François Hollande a annoncé vendredi 12 juin 2015 sa volonté d’étendre la complémentaire santé des salariés aux premières années de la retraite. Le président de la République suggère d’adapter la loi Evin de 1989 et de s’appuyer sur les contrats responsables, avec aides sociales et fiscales à la clé.

 
Complémentaire santé : extension aux retraités « d’ici 2017 » annonce Hollande

L’intention est là mais la méthode reste à préciser. Le président de la République François Hollande a déclaré vendredi 12 juin 2015 devant le congrès de la Mutualité Française à Nantes son intention d’étendre la complémentaire santé à tous les Français, et en particulier les retraités, d’ici la fin de son quinquennat.

« Les retraités – en tout cas certains d’entre eux – peuvent voir le coût de leurs garanties multipliés par trois » avec le passage à la retraite et la fin de la prise en charge d’une partie des cotisations par l’employeur, a rappelé le chef de l’Etat. « Je veux donc que la généralisation de la complémentaire santé soit effective d’ici 2017, afin qu’ils puissent conserver leurs garanties avec le même niveau de primes », a-t-il expliqué. Après quoi, « l’évolution de ces tarifs devra répondre à des critères objectifs, en fonction de l’âge ».

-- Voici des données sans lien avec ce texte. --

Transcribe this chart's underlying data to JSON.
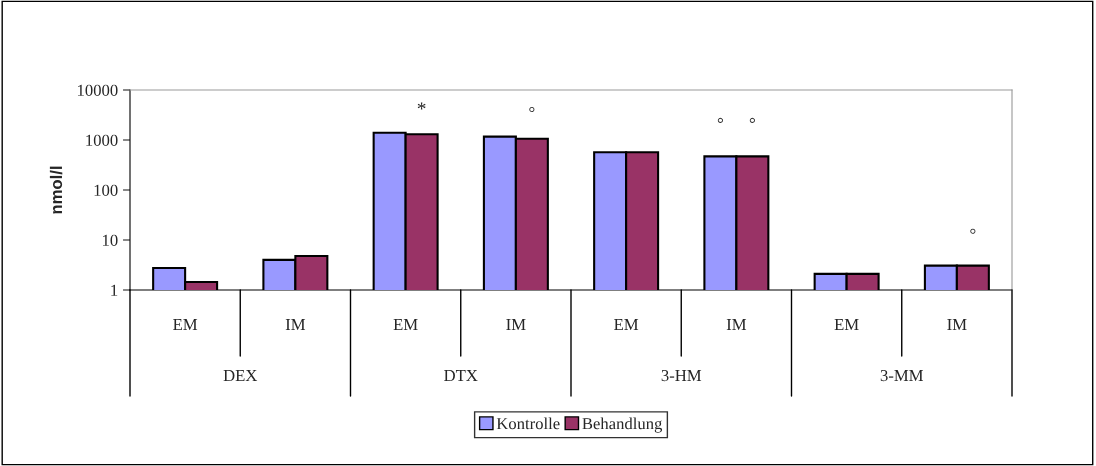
{
  "chart_data": {
    "type": "bar",
    "ylabel": "nmol/l",
    "categories": [
      "EM",
      "IM",
      "EM",
      "IM",
      "EM",
      "IM",
      "EM",
      "IM"
    ],
    "series": [
      {
        "name": "Kontrolle",
        "color": "#9999ff",
        "values": [
          2.75,
          4.0,
          1400,
          1170,
          567,
          471,
          2.1,
          3.07
        ]
      },
      {
        "name": "Behandlung",
        "color": "#993366",
        "values": [
          1.45,
          4.8,
          1300,
          1060,
          567,
          471,
          2.1,
          3.07
        ]
      }
    ],
    "log": "y",
    "ylim": [
      1,
      10000
    ],
    "yticks": [
      1,
      10,
      100,
      1000,
      10000
    ],
    "grid": false,
    "legend": "bottom",
    "annotations": [
      "*",
      "°",
      "°",
      "°",
      "°",
      "DEX",
      "DTX",
      "3-HM",
      "3-MM"
    ]
  }
}
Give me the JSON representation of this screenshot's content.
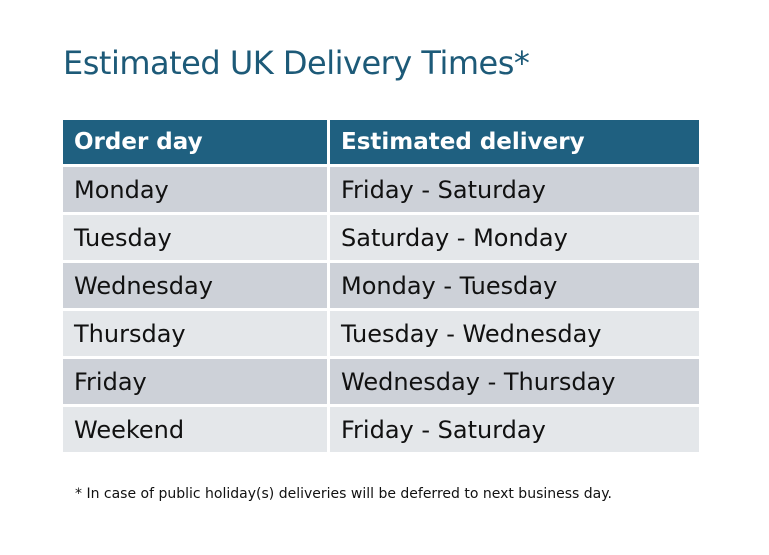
{
  "title": "Estimated UK Delivery Times*",
  "colors": {
    "header": "#1f6080",
    "row_odd": "#cdd1d8",
    "row_even": "#e4e7ea",
    "title": "#1d5a78"
  },
  "table": {
    "headers": [
      "Order day",
      "Estimated delivery"
    ],
    "rows": [
      [
        "Monday",
        "Friday - Saturday"
      ],
      [
        "Tuesday",
        "Saturday - Monday"
      ],
      [
        "Wednesday",
        "Monday - Tuesday"
      ],
      [
        "Thursday",
        "Tuesday - Wednesday"
      ],
      [
        "Friday",
        "Wednesday - Thursday"
      ],
      [
        "Weekend",
        "Friday - Saturday"
      ]
    ]
  },
  "footnote": "* In case of public holiday(s) deliveries will be deferred to next business day."
}
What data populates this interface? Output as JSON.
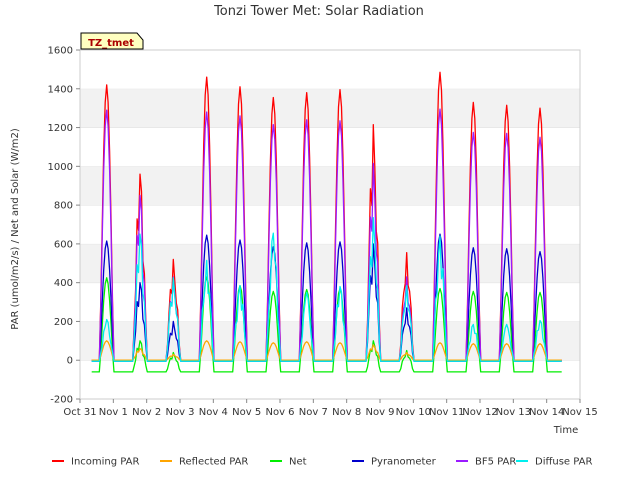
{
  "chart_data": {
    "type": "line",
    "title": "Tonzi Tower Met: Solar Radiation",
    "xlabel": "Time",
    "ylabel": "PAR (umol/m2/s) / Net and Solar (W/m2)",
    "site_label": "TZ_tmet",
    "xlim": [
      0,
      15
    ],
    "ylim": [
      -200,
      1600
    ],
    "yticks": [
      -200,
      0,
      200,
      400,
      600,
      800,
      1000,
      1200,
      1400,
      1600
    ],
    "xtick_positions": [
      0,
      1,
      2,
      3,
      4,
      5,
      6,
      7,
      8,
      9,
      10,
      11,
      12,
      13,
      14,
      15
    ],
    "xtick_labels": [
      "Oct 31",
      "Nov 1",
      "Nov 2",
      "Nov 3",
      "Nov 4",
      "Nov 5",
      "Nov 6",
      "Nov 7",
      "Nov 8",
      "Nov 9",
      "Nov 10",
      "Nov 11",
      "Nov 12",
      "Nov 13",
      "Nov 14",
      "Nov 15"
    ],
    "grid": "horizontal-bands",
    "legend_placement": "bottom",
    "days": [
      0,
      1,
      2,
      3,
      4,
      5,
      6,
      7,
      8,
      9,
      10,
      11,
      12,
      13
    ],
    "series": [
      {
        "name": "Incoming PAR",
        "color": "#ff0000",
        "night": 0,
        "peaks": [
          1420,
          960,
          520,
          1460,
          1410,
          1355,
          1380,
          1395,
          1215,
          555,
          1485,
          1330,
          1315,
          1300
        ]
      },
      {
        "name": "Reflected PAR",
        "color": "#ffa500",
        "night": 0,
        "peaks": [
          100,
          60,
          30,
          100,
          95,
          90,
          95,
          90,
          80,
          40,
          90,
          85,
          85,
          85
        ]
      },
      {
        "name": "Net",
        "color": "#00ee00",
        "night": -60,
        "peaks": [
          425,
          100,
          40,
          430,
          385,
          355,
          365,
          370,
          100,
          50,
          370,
          355,
          350,
          350
        ]
      },
      {
        "name": "Pyranometer",
        "color": "#0000cc",
        "night": -5,
        "peaks": [
          615,
          400,
          200,
          645,
          620,
          585,
          605,
          610,
          600,
          270,
          650,
          580,
          575,
          560
        ]
      },
      {
        "name": "BF5 PAR",
        "color": "#9a1bff",
        "night": 0,
        "peaks": [
          1290,
          850,
          430,
          1280,
          1260,
          1215,
          1240,
          1235,
          1015,
          430,
          1295,
          1175,
          1170,
          1150
        ]
      },
      {
        "name": "Diffuse PAR",
        "color": "#00eeee",
        "night": -5,
        "peaks": [
          210,
          650,
          425,
          515,
          385,
          655,
          350,
          380,
          735,
          385,
          640,
          185,
          185,
          205
        ]
      }
    ]
  }
}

Pour faire aboutir cette réforme, François Hollande a soulevé deux pistes. L’extension des complémentaires santé pourrait passer par une réforme de la loi Evin de 1989 et une modification des sorties des mutuelles d’entreprise, afin de revoir les partages des coûts entre le néo-retraité et son ex-employeur. Autre possibilité, accentuer les avantages sociaux et fiscaux des contrats responsables : « Dès lors que la prise en charge des retraités serait prévue, il y aurait une différenciation fiscale », a-t-il précisé. Pour le chef de l’Etat, il ne s’agit pas de privilégier une option sur une autre, François Hollande jugeant que les deux pistes « doivent être explorées afin que la généralisation soit effective pour la totalité des Français ».